The script connects to a local Cassandra cluster and prepares a keyspace and table. If they don’t exist, they are created.

cluster = Cluster(['127.0.0.1'])
session = cluster.connect()

session.execute("""
    CREATE KEYSPACE IF NOT EXISTS weather
    WITH replication = {'class': 'SimpleStrategy', 'replication_factor': 1}
""")

session.set_keyspace("weather_data")

session.execute("""
    CREATE TABLE IF NOT EXISTS weather_stream (
        id UUID PRIMARY KEY,
        city_name TEXT,
        weather_main TEXT,
        weather_description TEXT,
        temperature FLOAT,
        timestamp TIMESTAMP
    )
""")
print("✅ Cassandra table ready")

Step 4: Consuming Messages from Kafka

The script enters an infinite loop to poll messages from Kafka. Each message is decoded and parsed into a JSON object. Relevant fields are extracted for storage.

msg = consumer.poll(1.0)
if msg is None:
    continue
if msg.error():
    raise KafkaException(msg.error())

# Deserialize JSON
data = loads(msg.value().decode('utf-8'))

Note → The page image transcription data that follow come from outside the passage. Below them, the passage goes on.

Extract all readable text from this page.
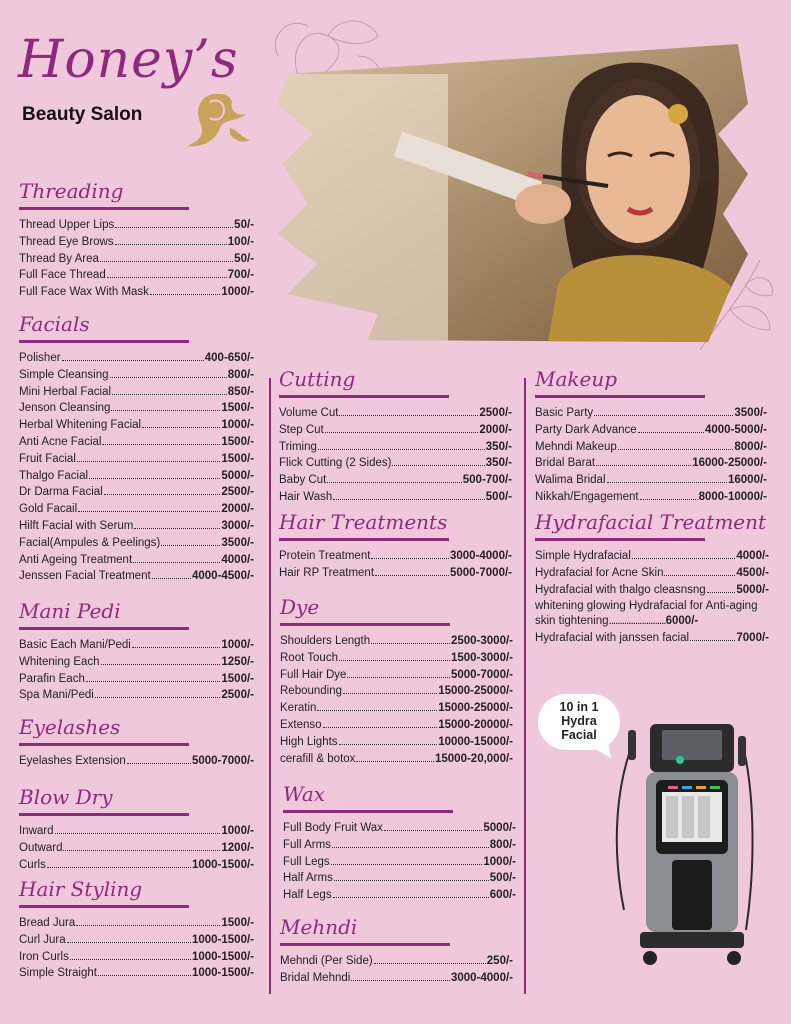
Honey’s
Beauty Salon
Threading
Thread Upper Lips	50/-
Thread Eye Brows	100/-
Thread By Area	50/-
Full Face Thread	700/-
Full Face Wax With Mask	1000/-
Facials
Polisher	400-650/-
Simple Cleansing	800/-
Mini Herbal Facial	850/-
Jenson Cleansing	1500/-
Herbal Whitening Facial	1000/-
Anti Acne Facial	1500/-
Fruit Facial	1500/-
Thalgo Facial	5000/-
Dr Darma Facial	2500/-
Gold Facail	2000/-
Hilft Facial with Serum	3000/-
Facial(Ampules & Peelings)	3500/-
Anti Ageing Treatment	4000/-
Jenssen Facial Treatment	4000-4500/-
Mani Pedi
Basic Each Mani/Pedi	1000/-
Whitening Each	1250/-
Parafin Each	1500/-
Spa Mani/Pedi	2500/-
Eyelashes
Eyelashes Extension	5000-7000/-
Blow Dry
Inward	1000/-
Outward	1200/-
Curls	1000-1500/-
Hair Styling
Bread Jura	1500/-
Curl Jura	1000-1500/-
Iron Curls	1000-1500/-
Simple Straight	1000-1500/-
Cutting
Volume Cut	2500/-
Step Cut	2000/-
Triming	350/-
Flick Cutting (2 Sides)	350/-
Baby Cut	500-700/-
Hair Wash	500/-
Hair Treatments
Protein Treatment	3000-4000/-
Hair RP Treatment	5000-7000/-
Dye
Shoulders Length	2500-3000/-
Root Touch	1500-3000/-
Full Hair Dye	5000-7000/-
Rebounding	15000-25000/-
Keratin	15000-25000/-
Extenso	15000-20000/-
High Lights	10000-15000/-
cerafill & botox	15000-20,000/-
Wax
Full Body Fruit Wax	5000/-
Full Arms	800/-
Full Legs	1000/-
Half Arms	500/-
Half Legs	600/-
Mehndi
Mehndi (Per Side)	250/-
Bridal Mehndi	3000-4000/-
Makeup
Basic Party	3500/-
Party Dark Advance	4000-5000/-
Mehndi Makeup	8000/-
Bridal Barat	16000-25000/-
Walima Bridal	16000/-
Nikkah/Engagement	8000-10000/-
Hydrafacial Treatment
Simple Hydrafacial	4000/-
Hydrafacial for Acne Skin	4500/-
Hydrafacial with thalgo cleasnsng	5000/-
whitening glowing Hydrafacial for Anti-aging skin tightening..........................6000/-
Hydrafacial with janssen facial	7000/-
10 in 1
Hydra
Facial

Step 5: Insert Data into Cassandra

Each JSON record is transformed into a dictionary with the necessary fields. A unique UUID and timestamp are used as part of the row data.

record = {
    "id": uuid.uuid4(),
    "city_name": data.get("extracted_city", "Unknown"),
    "weather_main": data["weather"][0]["main"],
    "weather_description": data["weather"][0]["description"],
    "temperature": data["main"]["temp"],
    "timestamp": datetime.fromtimestamp(data["dt"])
}

session.execute("""
    INSERT INTO weather_stream (id, city_name, weather_main, weather_description, temperature, timestamp)
    VALUES (%(id)s, %(city_name)s, %(weather_main)s, %(weather_description)s, %(temperature)s, %(timestamp)s)
""", record)

print(f"✅ Inserted weather for {record['city_name']} at {record['timestamp']}")

Step 6: Graceful Shutdown

The consumer listens for a keyboard interrupt (Ctrl+C) and shuts down gracefully.

except KeyboardInterrupt:
    print("🛑 Consumer stopped manually")
finally:
    consumer.close()
    print("🔒 Kafka consumer closed")

Conclusion

This project illustrates the seamless integration of real-time data streaming and storage using Python, Apache Kafka, and Apache Cassandra. By leveraging Confluent Cloud, weather data from multiple cities is efficiently streamed through Kafka and ingested into a resilient NoSQL database. The modular codebase ensures flexibility and scalability, making it easy to adapt or expand for future use cases such as real-time dashboards, analytics, or extended geographic coverage.